Monday, 28 December 2015

In previous posts, we discussed the motivation for doing A/B testing on a product like Twitter, how A/B testing helps us innovate, and how DDG, our A/B testing framework, is implemented. Here we describe a simple technique for auto-detecting potentially buggy experiments: testing for unbalanced entry rates of users into experiment buckets.

Trigger analysis
An A/B test maps users to treatment “buckets.” The control bucket (“A”) is the current production experience; the treatment bucket (“B”) implements the change being tested. You can create multiple treatment buckets.

Choosing which bucket to show seems simple: randomly and deterministically distribute all user IDs over some integer space, and assign a mapping from that space to buckets.

But consider that many experiments change something only a subset of users will see. For example, we might want to change something about the photo editing experience on the iOS app — but not all of our users use iOS, and not all of the Twitter iOS users edit photos.

Including all users, regardless of whether they “triggered” the experiment or not, leads to dilution. Even if your feature changed something in the behavior of users who saw it, most did not, so the effect is hard to observe. It’s desirable to narrow the analysis by looking only at users who triggered the change. Doing so can be dangerous, however; conditionally opting people into the experiment makes us vulnerable to bias.
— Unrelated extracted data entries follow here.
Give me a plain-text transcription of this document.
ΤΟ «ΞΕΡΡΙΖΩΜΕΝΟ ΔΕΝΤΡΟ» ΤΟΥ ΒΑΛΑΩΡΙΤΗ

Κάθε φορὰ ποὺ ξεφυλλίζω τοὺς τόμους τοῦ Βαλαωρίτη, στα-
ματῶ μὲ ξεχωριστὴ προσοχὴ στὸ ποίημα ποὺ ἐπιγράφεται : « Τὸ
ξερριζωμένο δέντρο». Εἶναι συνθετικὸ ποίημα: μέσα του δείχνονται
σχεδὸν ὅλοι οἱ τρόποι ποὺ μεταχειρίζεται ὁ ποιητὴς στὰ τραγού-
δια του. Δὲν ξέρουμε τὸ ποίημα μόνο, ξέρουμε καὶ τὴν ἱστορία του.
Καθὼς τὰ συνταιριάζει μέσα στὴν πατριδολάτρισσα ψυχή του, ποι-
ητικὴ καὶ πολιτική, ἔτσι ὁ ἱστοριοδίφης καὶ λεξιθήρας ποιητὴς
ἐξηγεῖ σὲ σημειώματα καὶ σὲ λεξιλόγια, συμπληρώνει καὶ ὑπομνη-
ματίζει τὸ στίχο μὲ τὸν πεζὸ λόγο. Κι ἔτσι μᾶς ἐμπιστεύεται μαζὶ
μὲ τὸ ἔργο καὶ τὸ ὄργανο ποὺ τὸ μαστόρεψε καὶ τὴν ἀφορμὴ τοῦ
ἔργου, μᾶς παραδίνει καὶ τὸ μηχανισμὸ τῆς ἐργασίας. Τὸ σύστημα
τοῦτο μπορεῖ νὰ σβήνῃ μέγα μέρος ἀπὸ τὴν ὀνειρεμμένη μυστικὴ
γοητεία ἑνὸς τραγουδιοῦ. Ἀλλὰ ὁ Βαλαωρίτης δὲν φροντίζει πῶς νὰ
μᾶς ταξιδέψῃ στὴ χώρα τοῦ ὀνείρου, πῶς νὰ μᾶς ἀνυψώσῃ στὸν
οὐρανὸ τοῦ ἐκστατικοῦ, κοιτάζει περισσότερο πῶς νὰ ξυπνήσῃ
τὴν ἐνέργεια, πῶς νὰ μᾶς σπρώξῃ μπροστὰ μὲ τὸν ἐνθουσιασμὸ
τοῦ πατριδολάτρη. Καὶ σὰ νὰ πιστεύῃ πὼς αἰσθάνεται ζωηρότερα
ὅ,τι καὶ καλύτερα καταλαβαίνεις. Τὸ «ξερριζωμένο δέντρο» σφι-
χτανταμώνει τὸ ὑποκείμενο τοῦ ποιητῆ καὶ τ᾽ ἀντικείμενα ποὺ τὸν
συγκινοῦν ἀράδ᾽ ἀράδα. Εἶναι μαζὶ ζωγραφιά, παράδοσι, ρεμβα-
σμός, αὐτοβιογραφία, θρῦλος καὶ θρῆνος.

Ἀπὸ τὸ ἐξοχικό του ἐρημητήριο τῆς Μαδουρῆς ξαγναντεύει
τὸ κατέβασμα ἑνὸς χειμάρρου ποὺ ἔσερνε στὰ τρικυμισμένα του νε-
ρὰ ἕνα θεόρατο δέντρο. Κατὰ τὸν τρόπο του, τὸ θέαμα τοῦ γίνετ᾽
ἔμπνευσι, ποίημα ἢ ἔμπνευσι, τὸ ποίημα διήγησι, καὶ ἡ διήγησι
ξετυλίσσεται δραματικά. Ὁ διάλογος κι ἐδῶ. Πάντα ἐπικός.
Populations of different experiment buckets might not be comparable due to subtleties of the experiment setup, making results invalid.

A simple example
Let’s imagine an engineer needs to implement a US-specific experiment. She made sure that the treatment is not shown to users outside the US, using the following (pseudo-) code:

// bucket the user and record that the user is in the experiment
bucket = getExperimentAndLogBucket(user, experiment); 

if (user.country == “US” &&  bucket == “treatment”) {
  /** do treatment stuff **/
} else {
  /** do normal stuff **/
}

This results in a diluted experiment, since users from all countries get recorded as being in either control and treatment, but only the US “treatment” users actually got to see the treatment.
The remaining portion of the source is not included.